Ardelyx Announces FDA Advisory Committee Votes that the Benefits of XPHOZAH® (tenapanor) Outweigh its Risks for the Control of Serum Phosphorus in Adult Patients with Chronic Kidney Disease on Dialysis
WALTHAM, Mass., Nov. 16, 2022 /PRNewswire/ -- Ardelyx, Inc. (Nasdaq: ARDX), a biopharmaceutical company founded with a mission to discover, develop and commercialize innovative first-in-class medicines that meet significant unmet medical needs, today announced the vote of the U.S. Food and Drug Administration's (FDA) Cardiovascular and Renal Drugs Advisory Committee (CRDAC) meeting for XPHOZAH for the control of serum phosphorus in adult patients with chronic kidney disease (CKD) on dialysis. The CRDAC voted nine to four that the benefits of treatment with XPHOZAH outweigh its risks for the control of serum phosphorus in adults with CKD on dialysis when administered as a monotherapy and voted ten to two, with one abstention, that the benefits of treatment with XPHOZAH in combination with phosphate binder treatment outweigh its risks.

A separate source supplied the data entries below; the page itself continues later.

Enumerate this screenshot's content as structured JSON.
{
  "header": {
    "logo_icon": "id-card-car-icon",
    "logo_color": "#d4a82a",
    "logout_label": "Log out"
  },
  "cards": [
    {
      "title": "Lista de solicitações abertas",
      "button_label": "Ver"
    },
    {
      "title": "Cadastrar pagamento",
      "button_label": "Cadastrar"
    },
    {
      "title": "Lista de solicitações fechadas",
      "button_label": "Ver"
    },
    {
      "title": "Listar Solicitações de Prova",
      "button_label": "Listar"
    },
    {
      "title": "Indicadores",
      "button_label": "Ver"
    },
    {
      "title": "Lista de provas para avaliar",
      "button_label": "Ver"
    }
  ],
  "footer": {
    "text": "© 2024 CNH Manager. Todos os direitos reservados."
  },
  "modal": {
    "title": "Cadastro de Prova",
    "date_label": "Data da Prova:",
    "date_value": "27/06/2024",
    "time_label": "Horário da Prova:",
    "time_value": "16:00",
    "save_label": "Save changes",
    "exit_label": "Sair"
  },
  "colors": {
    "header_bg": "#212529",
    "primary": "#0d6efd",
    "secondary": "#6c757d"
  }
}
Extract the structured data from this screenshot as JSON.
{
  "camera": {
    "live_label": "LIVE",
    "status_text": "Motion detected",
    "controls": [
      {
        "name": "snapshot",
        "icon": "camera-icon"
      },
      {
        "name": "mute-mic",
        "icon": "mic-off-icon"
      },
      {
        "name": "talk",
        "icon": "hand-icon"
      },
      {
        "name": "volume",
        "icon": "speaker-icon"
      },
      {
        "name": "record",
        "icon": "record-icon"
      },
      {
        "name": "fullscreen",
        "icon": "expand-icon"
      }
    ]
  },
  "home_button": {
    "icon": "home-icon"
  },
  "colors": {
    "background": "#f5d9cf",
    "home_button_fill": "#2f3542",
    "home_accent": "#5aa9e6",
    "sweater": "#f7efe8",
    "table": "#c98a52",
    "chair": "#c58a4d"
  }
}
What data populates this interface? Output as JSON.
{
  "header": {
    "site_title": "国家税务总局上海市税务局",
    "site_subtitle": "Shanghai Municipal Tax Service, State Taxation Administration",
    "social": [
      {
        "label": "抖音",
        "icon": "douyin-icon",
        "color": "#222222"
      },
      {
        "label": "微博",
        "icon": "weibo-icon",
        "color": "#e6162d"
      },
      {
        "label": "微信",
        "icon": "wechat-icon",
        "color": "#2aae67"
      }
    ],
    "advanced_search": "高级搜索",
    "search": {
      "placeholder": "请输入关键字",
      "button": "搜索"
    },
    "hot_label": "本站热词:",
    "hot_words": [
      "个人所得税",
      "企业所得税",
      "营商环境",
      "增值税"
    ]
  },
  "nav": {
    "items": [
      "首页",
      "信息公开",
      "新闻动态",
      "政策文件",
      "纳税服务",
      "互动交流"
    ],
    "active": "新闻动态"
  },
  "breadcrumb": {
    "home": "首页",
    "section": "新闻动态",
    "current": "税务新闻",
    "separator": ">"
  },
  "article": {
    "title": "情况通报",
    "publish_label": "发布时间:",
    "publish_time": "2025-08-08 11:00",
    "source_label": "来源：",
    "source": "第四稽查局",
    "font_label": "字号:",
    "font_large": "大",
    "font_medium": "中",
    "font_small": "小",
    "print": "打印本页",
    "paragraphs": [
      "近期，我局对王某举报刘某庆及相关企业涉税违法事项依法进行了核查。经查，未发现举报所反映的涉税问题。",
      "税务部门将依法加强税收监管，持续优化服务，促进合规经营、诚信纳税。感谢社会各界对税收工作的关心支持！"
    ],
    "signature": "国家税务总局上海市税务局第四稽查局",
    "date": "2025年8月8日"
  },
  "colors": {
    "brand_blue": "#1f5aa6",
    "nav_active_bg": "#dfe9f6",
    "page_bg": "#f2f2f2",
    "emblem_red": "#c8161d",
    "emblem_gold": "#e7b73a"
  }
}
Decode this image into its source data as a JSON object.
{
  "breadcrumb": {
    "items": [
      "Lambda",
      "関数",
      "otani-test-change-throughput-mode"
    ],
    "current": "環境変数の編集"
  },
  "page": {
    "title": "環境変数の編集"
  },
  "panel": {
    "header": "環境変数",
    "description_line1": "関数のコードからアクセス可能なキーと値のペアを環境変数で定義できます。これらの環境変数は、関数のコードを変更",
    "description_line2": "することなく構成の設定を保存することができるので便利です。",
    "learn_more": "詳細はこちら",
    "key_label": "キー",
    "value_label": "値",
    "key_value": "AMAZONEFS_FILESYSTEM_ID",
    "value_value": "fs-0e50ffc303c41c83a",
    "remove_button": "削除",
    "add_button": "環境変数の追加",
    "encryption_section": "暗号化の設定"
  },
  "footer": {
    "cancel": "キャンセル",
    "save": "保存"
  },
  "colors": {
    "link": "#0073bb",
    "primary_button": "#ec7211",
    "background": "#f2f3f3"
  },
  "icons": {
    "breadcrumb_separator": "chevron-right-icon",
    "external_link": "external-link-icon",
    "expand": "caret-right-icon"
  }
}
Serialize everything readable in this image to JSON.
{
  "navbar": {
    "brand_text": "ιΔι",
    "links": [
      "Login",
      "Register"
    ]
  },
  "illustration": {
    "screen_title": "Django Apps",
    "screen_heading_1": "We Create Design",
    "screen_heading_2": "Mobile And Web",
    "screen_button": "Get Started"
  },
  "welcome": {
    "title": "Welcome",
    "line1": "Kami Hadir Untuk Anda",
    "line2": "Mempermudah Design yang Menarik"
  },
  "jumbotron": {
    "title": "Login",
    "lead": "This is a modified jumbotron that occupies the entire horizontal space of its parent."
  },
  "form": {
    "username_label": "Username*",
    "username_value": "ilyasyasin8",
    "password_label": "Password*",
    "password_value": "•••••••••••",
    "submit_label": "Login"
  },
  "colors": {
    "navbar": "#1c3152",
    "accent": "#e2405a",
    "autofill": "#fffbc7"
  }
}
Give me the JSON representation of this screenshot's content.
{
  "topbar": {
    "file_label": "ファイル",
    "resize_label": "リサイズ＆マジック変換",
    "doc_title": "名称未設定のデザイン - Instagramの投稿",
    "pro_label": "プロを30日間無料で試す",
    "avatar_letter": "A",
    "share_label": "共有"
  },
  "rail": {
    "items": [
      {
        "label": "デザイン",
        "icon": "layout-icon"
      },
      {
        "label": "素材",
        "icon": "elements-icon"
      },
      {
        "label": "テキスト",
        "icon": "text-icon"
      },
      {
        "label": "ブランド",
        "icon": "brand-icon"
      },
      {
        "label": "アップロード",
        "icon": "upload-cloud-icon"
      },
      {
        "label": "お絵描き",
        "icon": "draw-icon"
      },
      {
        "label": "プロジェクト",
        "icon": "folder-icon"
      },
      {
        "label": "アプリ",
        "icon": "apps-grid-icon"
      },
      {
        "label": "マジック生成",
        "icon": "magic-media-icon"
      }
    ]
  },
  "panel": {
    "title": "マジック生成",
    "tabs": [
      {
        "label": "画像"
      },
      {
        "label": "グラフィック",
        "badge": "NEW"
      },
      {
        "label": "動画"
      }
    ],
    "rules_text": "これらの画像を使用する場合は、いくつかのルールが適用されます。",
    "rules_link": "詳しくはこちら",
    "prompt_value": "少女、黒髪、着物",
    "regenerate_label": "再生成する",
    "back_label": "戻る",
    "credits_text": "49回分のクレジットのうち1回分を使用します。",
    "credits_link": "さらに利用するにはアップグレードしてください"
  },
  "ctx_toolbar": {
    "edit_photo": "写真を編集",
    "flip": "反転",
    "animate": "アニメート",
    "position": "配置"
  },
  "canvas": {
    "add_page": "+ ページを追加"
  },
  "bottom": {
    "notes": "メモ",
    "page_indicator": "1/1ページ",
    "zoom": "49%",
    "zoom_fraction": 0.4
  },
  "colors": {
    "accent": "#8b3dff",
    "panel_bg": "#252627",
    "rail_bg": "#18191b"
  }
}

- "We are confident that the data from three Phase 3 clinical trials involving more than 1,200 patients support the approval of XPHOZAH in the U.S. for the control of serum phosphorus in adult patients with CKD on dialysis.
- We want to thank the patients, physicians and the advocacy community who shared their valuable insights today and throughout the development program.
- The nephrology community is enthusiastic to have access to this therapy with its novel mechanism of action to help our patients."
- Ardelyx is developing XPHOZAH (tenapanor), a novel product candidate to control serum phosphorus in adult patients with CKD on dialysis, which has completed three successful Phase 3 trials.